If your framework's middleware hands you a next() that you call and await, wrap it — next() runs the rest of the request inside the scope, exactly like the Express integration does.

Koa
import { describeTenantResolutionFailure } from "tenancyjs-identifiers";
import { manager, resolver } from "./tenancy";

app.use(async (ctx, next) => {
  const outcome = await resolver.resolve(
    { host: ctx.host, headers: ctx.headers },
    { principal: ctx.state.user }, // run this AFTER your auth middleware
  );
  if (outcome.status !== "resolved") {
    const { status, message } = describeTenantResolutionFailure(outcome.status);
    ctx.status = status;
    ctx.body = { message };
    return;
  }
  // Everything downstream runs in the tenant scope.
  await manager.runWithTenant(outcome.tenant, () => next());
});

Hono is the same shape — (c, next) => manager.runWithTenant(tenant, () => next()) — and so is a tRPC middleware: ({ next }) => manager.runWithTenant(tenant, () => next()).

Fastify (hooks don't wrap the handler)

Fastify's hooks run before the handler and can't wrap it, so runWithTenant in a hook wouldn't cover the route.
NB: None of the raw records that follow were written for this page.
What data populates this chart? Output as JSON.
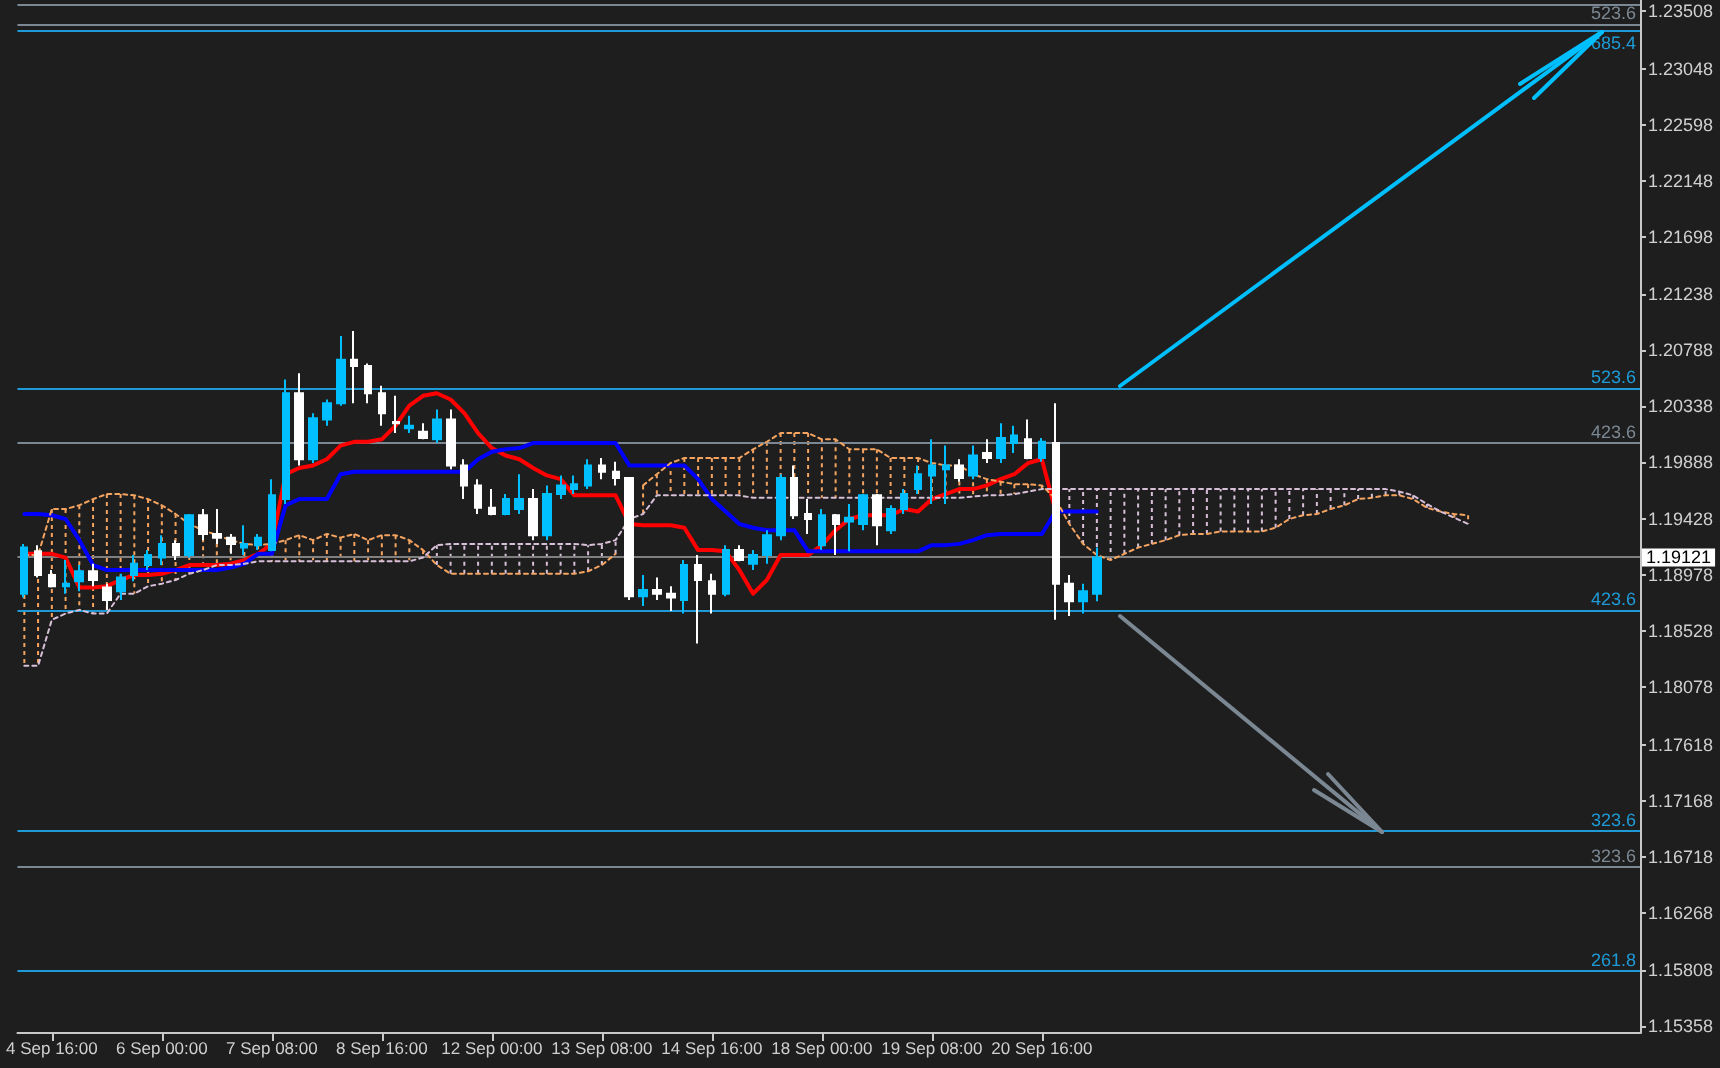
{
  "chart_data": {
    "type": "candlestick",
    "categories": [
      null,
      null,
      "4 Sep 16:00",
      null,
      null,
      null,
      null,
      null,
      null,
      null,
      "6 Sep 00:00",
      null,
      null,
      null,
      null,
      null,
      null,
      null,
      "7 Sep 08:00",
      null,
      null,
      null,
      null,
      null,
      null,
      null,
      "8 Sep 16:00",
      null,
      null,
      null,
      null,
      null,
      null,
      null,
      "12 Sep 00:00",
      null,
      null,
      null,
      null,
      null,
      null,
      null,
      "13 Sep 08:00",
      null,
      null,
      null,
      null,
      null,
      null,
      null,
      "14 Sep 16:00",
      null,
      null,
      null,
      null,
      null,
      null,
      null,
      "18 Sep 00:00",
      null,
      null,
      null,
      null,
      null,
      null,
      null,
      "19 Sep 08:00",
      null,
      null,
      null,
      null,
      null,
      null,
      null,
      "20 Sep 16:00",
      null,
      null,
      null,
      null,
      null,
      null,
      null,
      null,
      null,
      null,
      null,
      null,
      null,
      null,
      null,
      null,
      null,
      null,
      null,
      null,
      null,
      null,
      null,
      null,
      null,
      null,
      null,
      null,
      null,
      null,
      null,
      null,
      null,
      null,
      null,
      null,
      null,
      null,
      null,
      null,
      null,
      null,
      null
    ],
    "ohlc": [
      [
        1.1883,
        1.1923,
        1.188,
        1.192
      ],
      [
        1.1917,
        1.1922,
        1.1896,
        1.1898
      ],
      [
        1.1898,
        1.1902,
        1.1888,
        1.1889
      ],
      [
        1.1889,
        1.191,
        1.1883,
        1.1891
      ],
      [
        1.1893,
        1.1906,
        1.1885,
        1.1901
      ],
      [
        1.1901,
        1.1907,
        1.1889,
        1.1894
      ],
      [
        1.1888,
        1.1891,
        1.187,
        1.1878
      ],
      [
        1.1885,
        1.1899,
        1.1878,
        1.1896
      ],
      [
        1.1898,
        1.1914,
        1.1893,
        1.1907
      ],
      [
        1.1906,
        1.1918,
        1.1902,
        1.1914
      ],
      [
        1.1912,
        1.193,
        1.1906,
        1.1923
      ],
      [
        1.1923,
        1.1926,
        1.191,
        1.1914
      ],
      [
        1.1914,
        1.1947,
        1.1912,
        1.1946
      ],
      [
        1.1946,
        1.1951,
        1.1926,
        1.1931
      ],
      [
        1.1931,
        1.1951,
        1.1923,
        1.1928
      ],
      [
        1.1928,
        1.1931,
        1.1915,
        1.1923
      ],
      [
        1.192,
        1.1938,
        1.1914,
        1.1923
      ],
      [
        1.1922,
        1.1931,
        1.1918,
        1.1928
      ],
      [
        1.1918,
        1.1975,
        1.1917,
        1.1962
      ],
      [
        1.1959,
        1.2055,
        1.1955,
        1.2044
      ],
      [
        1.2044,
        1.206,
        1.1986,
        1.1991
      ],
      [
        1.1991,
        1.2028,
        1.1988,
        1.2024
      ],
      [
        1.2023,
        1.2039,
        1.2018,
        1.2036
      ],
      [
        1.2036,
        1.209,
        1.2034,
        1.2071
      ],
      [
        1.2071,
        1.2094,
        1.2036,
        1.2066
      ],
      [
        1.2066,
        1.2068,
        1.2036,
        1.2044
      ],
      [
        1.2044,
        1.205,
        1.2018,
        1.2028
      ],
      [
        1.2021,
        1.2042,
        1.2012,
        1.202
      ],
      [
        1.2016,
        1.2026,
        1.2012,
        1.2018
      ],
      [
        1.2013,
        1.202,
        1.2007,
        1.2008
      ],
      [
        1.2007,
        1.2031,
        1.2004,
        1.2023
      ],
      [
        1.2023,
        1.2031,
        1.1983,
        1.1986
      ],
      [
        1.1986,
        1.1991,
        1.1959,
        1.197
      ],
      [
        1.197,
        1.1975,
        1.1947,
        1.1952
      ],
      [
        1.1952,
        1.1967,
        1.1946,
        1.1947
      ],
      [
        1.1947,
        1.1963,
        1.1946,
        1.1959
      ],
      [
        1.1951,
        1.1979,
        1.1947,
        1.1959
      ],
      [
        1.1959,
        1.1967,
        1.1926,
        1.193
      ],
      [
        1.193,
        1.197,
        1.1926,
        1.1963
      ],
      [
        1.1963,
        1.1978,
        1.1959,
        1.197
      ],
      [
        1.1967,
        1.1978,
        1.1963,
        1.1971
      ],
      [
        1.197,
        1.1991,
        1.1967,
        1.1986
      ],
      [
        1.1986,
        1.1992,
        1.1975,
        1.1981
      ],
      [
        1.1981,
        1.1989,
        1.197,
        1.1976
      ],
      [
        1.1976,
        1.1976,
        1.1878,
        1.1881
      ],
      [
        1.1881,
        1.1898,
        1.1873,
        1.1886
      ],
      [
        1.1886,
        1.1896,
        1.1878,
        1.1883
      ],
      [
        1.1883,
        1.1889,
        1.1869,
        1.188
      ],
      [
        1.1878,
        1.191,
        1.1867,
        1.1906
      ],
      [
        1.1906,
        1.1914,
        1.1843,
        1.1894
      ],
      [
        1.1893,
        1.1899,
        1.1867,
        1.1883
      ],
      [
        1.1883,
        1.1922,
        1.1881,
        1.1918
      ],
      [
        1.1918,
        1.1922,
        1.1909,
        1.191
      ],
      [
        1.1907,
        1.1918,
        1.1902,
        1.1914
      ],
      [
        1.1914,
        1.1934,
        1.1907,
        1.193
      ],
      [
        1.193,
        1.1979,
        1.1926,
        1.1976
      ],
      [
        1.1976,
        1.1986,
        1.1943,
        1.1946
      ],
      [
        1.1947,
        1.1959,
        1.1931,
        1.1943
      ],
      [
        1.1922,
        1.1951,
        1.1918,
        1.1946
      ],
      [
        1.1946,
        1.1947,
        1.1914,
        1.1939
      ],
      [
        1.1941,
        1.1955,
        1.1917,
        1.1944
      ],
      [
        1.1939,
        1.1963,
        1.1934,
        1.1962
      ],
      [
        1.1962,
        1.1963,
        1.1922,
        1.1938
      ],
      [
        1.1934,
        1.1954,
        1.1931,
        1.1951
      ],
      [
        1.1951,
        1.1967,
        1.1947,
        1.1963
      ],
      [
        1.1967,
        1.1986,
        1.1963,
        1.1979
      ],
      [
        1.1978,
        1.2007,
        1.1955,
        1.1986
      ],
      [
        1.1983,
        1.2002,
        1.1955,
        1.1986
      ],
      [
        1.1986,
        1.1991,
        1.1973,
        1.1976
      ],
      [
        1.1978,
        1.2002,
        1.1975,
        1.1994
      ],
      [
        1.1996,
        1.2007,
        1.1988,
        1.1992
      ],
      [
        1.1992,
        1.202,
        1.1988,
        1.2008
      ],
      [
        1.2004,
        1.2018,
        1.1996,
        1.201
      ],
      [
        1.2007,
        1.2023,
        1.1991,
        1.1992
      ],
      [
        1.1992,
        1.2008,
        1.1989,
        1.2005
      ],
      [
        1.2004,
        1.2036,
        1.1862,
        1.1891
      ],
      [
        1.1891,
        1.1898,
        1.1865,
        1.1877
      ],
      [
        1.1877,
        1.1891,
        1.1867,
        1.1885
      ],
      [
        1.1883,
        1.192,
        1.1877,
        1.1912
      ],
      null,
      null,
      null,
      null,
      null,
      null,
      null,
      null,
      null,
      null,
      null,
      null,
      null,
      null,
      null,
      null,
      null,
      null,
      null,
      null,
      null,
      null,
      null,
      null,
      null,
      null,
      null,
      null,
      null,
      null,
      null,
      null,
      null,
      null,
      null,
      null,
      null,
      null,
      null
    ],
    "colors": [
      "#00bfff",
      "#ffffff",
      "#ffffff",
      "#00bfff",
      "#00bfff",
      "#ffffff",
      "#ffffff",
      "#00bfff",
      "#00bfff",
      "#00bfff",
      "#00bfff",
      "#ffffff",
      "#00bfff",
      "#ffffff",
      "#ffffff",
      "#ffffff",
      "#00bfff",
      "#00bfff",
      "#00bfff",
      "#00bfff",
      "#ffffff",
      "#00bfff",
      "#00bfff",
      "#00bfff",
      "#ffffff",
      "#ffffff",
      "#ffffff",
      "#ffffff",
      "#00bfff",
      "#ffffff",
      "#00bfff",
      "#ffffff",
      "#ffffff",
      "#ffffff",
      "#ffffff",
      "#00bfff",
      "#00bfff",
      "#ffffff",
      "#00bfff",
      "#00bfff",
      "#00bfff",
      "#00bfff",
      "#ffffff",
      "#ffffff",
      "#ffffff",
      "#00bfff",
      "#ffffff",
      "#ffffff",
      "#00bfff",
      "#ffffff",
      "#ffffff",
      "#00bfff",
      "#ffffff",
      "#00bfff",
      "#00bfff",
      "#00bfff",
      "#ffffff",
      "#ffffff",
      "#00bfff",
      "#ffffff",
      "#00bfff",
      "#00bfff",
      "#ffffff",
      "#00bfff",
      "#00bfff",
      "#00bfff",
      "#00bfff",
      "#00bfff",
      "#ffffff",
      "#00bfff",
      "#ffffff",
      "#00bfff",
      "#00bfff",
      "#ffffff",
      "#00bfff",
      "#ffffff",
      "#ffffff",
      "#00bfff",
      "#00bfff",
      null,
      null,
      null,
      null,
      null,
      null,
      null,
      null,
      null,
      null,
      null,
      null,
      null,
      null,
      null,
      null,
      null,
      null,
      null,
      null,
      null,
      null,
      null,
      null,
      null,
      null,
      null,
      null,
      null,
      null,
      null,
      null,
      null,
      null,
      null,
      null,
      null,
      null,
      null
    ],
    "series": [
      {
        "type": "line",
        "color": "#ff0000",
        "line_style": "solid",
        "values": [
          1.1915,
          1.1915,
          1.1915,
          1.1912,
          1.1888,
          1.1888,
          1.1889,
          1.1894,
          1.1898,
          1.1898,
          1.1899,
          1.1902,
          1.1906,
          1.1906,
          1.1906,
          1.1907,
          1.191,
          1.1915,
          1.1923,
          1.1979,
          1.1984,
          1.1986,
          1.1991,
          1.2002,
          1.2005,
          1.2005,
          1.2007,
          1.2018,
          1.2034,
          1.2042,
          1.2044,
          1.2039,
          1.2028,
          1.2012,
          1.2,
          1.1994,
          1.1991,
          1.1984,
          1.1978,
          1.1975,
          1.1962,
          1.1962,
          1.1962,
          1.1962,
          1.1939,
          1.1938,
          1.1938,
          1.1938,
          1.1936,
          1.1918,
          1.1918,
          1.1917,
          1.1902,
          1.1883,
          1.1894,
          1.1914,
          1.1914,
          1.1914,
          1.1922,
          1.1934,
          1.1943,
          1.1946,
          1.1946,
          1.1946,
          1.1951,
          1.1949,
          1.1959,
          1.1963,
          1.1967,
          1.1967,
          1.197,
          1.1975,
          1.1979,
          1.1988,
          1.1991,
          1.1949,
          null,
          null,
          null,
          null,
          null,
          null,
          null,
          null,
          null,
          null,
          null,
          null,
          null,
          null,
          null,
          null,
          null,
          null,
          null,
          null,
          null,
          null,
          null,
          null,
          null,
          null,
          null,
          null,
          null,
          null,
          null,
          null,
          null,
          null,
          null,
          null,
          null,
          null,
          null,
          null,
          null,
          null
        ]
      },
      {
        "type": "line",
        "color": "#0000ff",
        "line_style": "solid",
        "values": [
          1.1947,
          1.1947,
          1.1946,
          1.1943,
          1.1926,
          1.1906,
          1.1902,
          1.1902,
          1.1902,
          1.1902,
          1.1902,
          1.1902,
          1.1902,
          1.1902,
          1.1902,
          1.1904,
          1.1907,
          1.1915,
          1.1915,
          1.1954,
          1.1959,
          1.1959,
          1.1959,
          1.1979,
          1.1981,
          1.1981,
          1.1981,
          1.1981,
          1.1981,
          1.1981,
          1.1981,
          1.1981,
          1.1981,
          1.1991,
          1.1997,
          1.1999,
          1.2,
          1.2004,
          1.2004,
          1.2004,
          1.2004,
          1.2004,
          1.2004,
          1.2004,
          1.1986,
          1.1986,
          1.1986,
          1.1986,
          1.1986,
          1.1975,
          1.1959,
          1.1949,
          1.1939,
          1.1936,
          1.1934,
          1.1934,
          1.1934,
          1.1917,
          1.1917,
          1.1917,
          1.1917,
          1.1917,
          1.1917,
          1.1917,
          1.1917,
          1.1917,
          1.1922,
          1.1922,
          1.1923,
          1.1926,
          1.193,
          1.1931,
          1.1931,
          1.1931,
          1.1931,
          1.1949,
          1.1949,
          1.1949,
          1.1949,
          null,
          null,
          null,
          null,
          null,
          null,
          null,
          null,
          null,
          null,
          null,
          null,
          null,
          null,
          null,
          null,
          null,
          null,
          null,
          null,
          null,
          null,
          null,
          null,
          null,
          null,
          null,
          null,
          null,
          null,
          null,
          null,
          null,
          null,
          null,
          null,
          null,
          null,
          null
        ]
      },
      {
        "type": "line",
        "color": "#f4a460",
        "line_style": "dotted",
        "values": [
          1.1914,
          1.1914,
          1.1951,
          1.1951,
          1.1954,
          1.1959,
          1.1963,
          1.1963,
          1.1962,
          1.1959,
          1.1954,
          1.1947,
          1.1939,
          1.1934,
          1.193,
          1.1926,
          1.1923,
          1.1922,
          1.1923,
          1.1926,
          1.193,
          1.1926,
          1.1931,
          1.1928,
          1.1931,
          1.1926,
          1.193,
          1.193,
          1.1926,
          1.1918,
          1.1906,
          1.1899,
          1.1899,
          1.1899,
          1.1899,
          1.1899,
          1.1899,
          1.1899,
          1.1899,
          1.1899,
          1.1899,
          1.1901,
          1.1906,
          1.1915,
          null,
          1.197,
          1.1979,
          1.1988,
          1.1992,
          1.1992,
          1.1992,
          1.1992,
          1.1992,
          1.1999,
          1.2005,
          1.2012,
          1.2012,
          1.2012,
          1.2007,
          1.2007,
          1.1999,
          1.1999,
          1.1999,
          1.1992,
          1.1992,
          1.1992,
          1.1988,
          1.1986,
          1.1986,
          1.1979,
          1.1975,
          1.1973,
          1.1971,
          1.1971,
          1.197,
          1.1959,
          1.1939,
          1.1923,
          1.1914,
          1.191,
          1.1915,
          1.192,
          1.1923,
          1.1926,
          1.193,
          1.1931,
          1.1931,
          1.1933,
          1.1933,
          1.1933,
          1.1933,
          1.1936,
          1.1943,
          1.1946,
          1.1947,
          1.1951,
          1.1954,
          1.1959,
          1.196,
          1.1962,
          1.1962,
          1.1959,
          1.1952,
          1.1949,
          1.1947,
          1.1946,
          null,
          null,
          null,
          null,
          null,
          null,
          null,
          null,
          null,
          null,
          null,
          null
        ]
      },
      {
        "type": "line",
        "color": "#d8bfd8",
        "line_style": "dotted",
        "values": [
          1.1825,
          1.1825,
          1.1862,
          1.1867,
          1.187,
          1.1867,
          1.1867,
          1.1883,
          1.1883,
          1.1889,
          1.1891,
          1.1894,
          1.1899,
          1.1902,
          1.1906,
          1.1906,
          1.1907,
          1.1909,
          1.1909,
          1.1909,
          1.1909,
          1.1909,
          1.1909,
          1.1909,
          1.1909,
          1.1909,
          1.1909,
          1.1909,
          1.1909,
          1.1912,
          1.1922,
          1.1923,
          1.1923,
          1.1923,
          1.1923,
          1.1923,
          1.1923,
          1.1923,
          1.1923,
          1.1923,
          1.1923,
          1.1922,
          1.1923,
          1.1926,
          1.1943,
          1.1947,
          1.1962,
          1.1962,
          1.1962,
          1.1962,
          1.1962,
          1.1962,
          1.1962,
          1.196,
          1.196,
          1.196,
          1.196,
          1.196,
          1.196,
          1.196,
          1.196,
          1.196,
          1.196,
          1.196,
          1.196,
          1.196,
          1.196,
          1.196,
          1.196,
          1.1961,
          1.1962,
          1.1962,
          1.1963,
          1.1965,
          1.1967,
          1.1967,
          1.1967,
          1.1967,
          1.1967,
          1.1967,
          1.1967,
          1.1967,
          1.1967,
          1.1967,
          1.1967,
          1.1967,
          1.1967,
          1.1967,
          1.1967,
          1.1967,
          1.1967,
          1.1967,
          1.1967,
          1.1967,
          1.1967,
          1.1967,
          1.1967,
          1.1967,
          1.1967,
          1.1967,
          1.1965,
          1.1962,
          1.1955,
          1.1949,
          1.1944,
          1.1939,
          null,
          null,
          null,
          null,
          null,
          null,
          null,
          null,
          null,
          null,
          null,
          null
        ]
      }
    ],
    "ref_lines": [
      {
        "axis": "y",
        "value": 1.2357,
        "color": "#7b8893"
      },
      {
        "axis": "y",
        "value": 1.2341,
        "color": "#7b8893"
      },
      {
        "axis": "y",
        "value": 1.2336,
        "color": "#1e9bd7"
      },
      {
        "axis": "y",
        "value": 1.2048,
        "color": "#1e9bd7"
      },
      {
        "axis": "y",
        "value": 1.2004,
        "color": "#7b8893"
      },
      {
        "axis": "y",
        "value": 1.19121,
        "label": "1.19121",
        "color": "#808080"
      },
      {
        "axis": "y",
        "value": 1.187,
        "color": "#1e9bd7"
      },
      {
        "axis": "y",
        "value": 1.1692,
        "color": "#1e9bd7"
      },
      {
        "axis": "y",
        "value": 1.1663,
        "color": "#7b8893"
      },
      {
        "axis": "y",
        "value": 1.158,
        "color": "#1e9bd7"
      }
    ],
    "annotations": [
      {
        "text": "523.6",
        "y": 1.2341
      },
      {
        "text": "685.4",
        "y": 1.2336
      },
      {
        "text": "523.6",
        "y": 1.2048
      },
      {
        "text": "423.6",
        "y": 1.2004
      },
      {
        "text": "423.6",
        "y": 1.187
      },
      {
        "text": "323.6",
        "y": 1.1692
      },
      {
        "text": "323.6",
        "y": 1.1663
      },
      {
        "text": "261.8",
        "y": 1.158
      }
    ],
    "ylim": [
      1.153,
      1.236
    ],
    "yticks": [
      1.15358,
      1.15808,
      1.16268,
      1.16718,
      1.17168,
      1.17618,
      1.18078,
      1.18528,
      1.18978,
      1.19428,
      1.19888,
      1.20338,
      1.20788,
      1.21238,
      1.21698,
      1.22148,
      1.22598,
      1.23048,
      1.23508
    ],
    "marker": "none"
  }
}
Resolve in an onRequest hook, then run each handler inside the scope with a small wrapper:

Fastify
import { describeTenantResolutionFailure } from "tenancyjs-identifiers";
import { manager, resolver } from "./tenancy";

app.addHook("onRequest", async (req, reply) => {
  const outcome = await resolver.resolve(
    { host: req.hostname, headers: req.headers },
    { principal: req.user }, // after your auth
  );
  if (outcome.status !== "resolved") {
    const { status, message } = describeTenantResolutionFailure(outcome.status);
    return reply.code(status).send({ message });
  }
  req.tenant = outcome.tenant; // stash for the wrapper (augment FastifyRequest to type it)
});

// Run a route handler inside its request's tenant scope.
const scoped =
  (handler) =>
  (req, reply) =>
    manager.runWithTenant(req.tenant, () => handler(req, reply));

app.get("/orders", scoped(async () => db.order.findMany())); // scoped to req.tenant

Plain Node http

Wrap the request handler — everything it awaits stays in the scope:

import { createServer } from "node:http";
import { describeTenantResolutionFailure } from "tenancyjs-identifiers";
import { manager, resolver } from "./tenancy";

createServer(async (req, res) => {
  const outcome = await resolver.resolve({ host: req.headers.host, headers: req.headers });
  if (outcome.status !== "resolved") {
    const { status } = describeTenantResolutionFailure(outcome.status);
    res.writeHead(status).end();
    return;
  }
  await manager.runWithTenant(outcome.tenant, () => handle(req, res));
});

The rules (the same everywhere)

  • Resolve after authentication. The authorize hook needs the real principal — resolving a tenant is not authorizing the user. See Resolving tenants.
  • Never leave cross-tenant work unscoped. For admin/aggregate paths, run inside manager.runInCentralContext(() => …) explicitly. Unscoped tenant access throws by design.
  • Fail closed on every failure status. describeTenantResolutionFailure returns 400 for a missing/invalid identifier, 404 for not-found/suspended/forbidden (deliberately indistinguishable), and 500 for ambiguous.

Your adapter (Prisma, Drizzle, TypeORM, …) doesn't change at all — it scopes to whatever tenant the manager has active, no matter which framework put it there.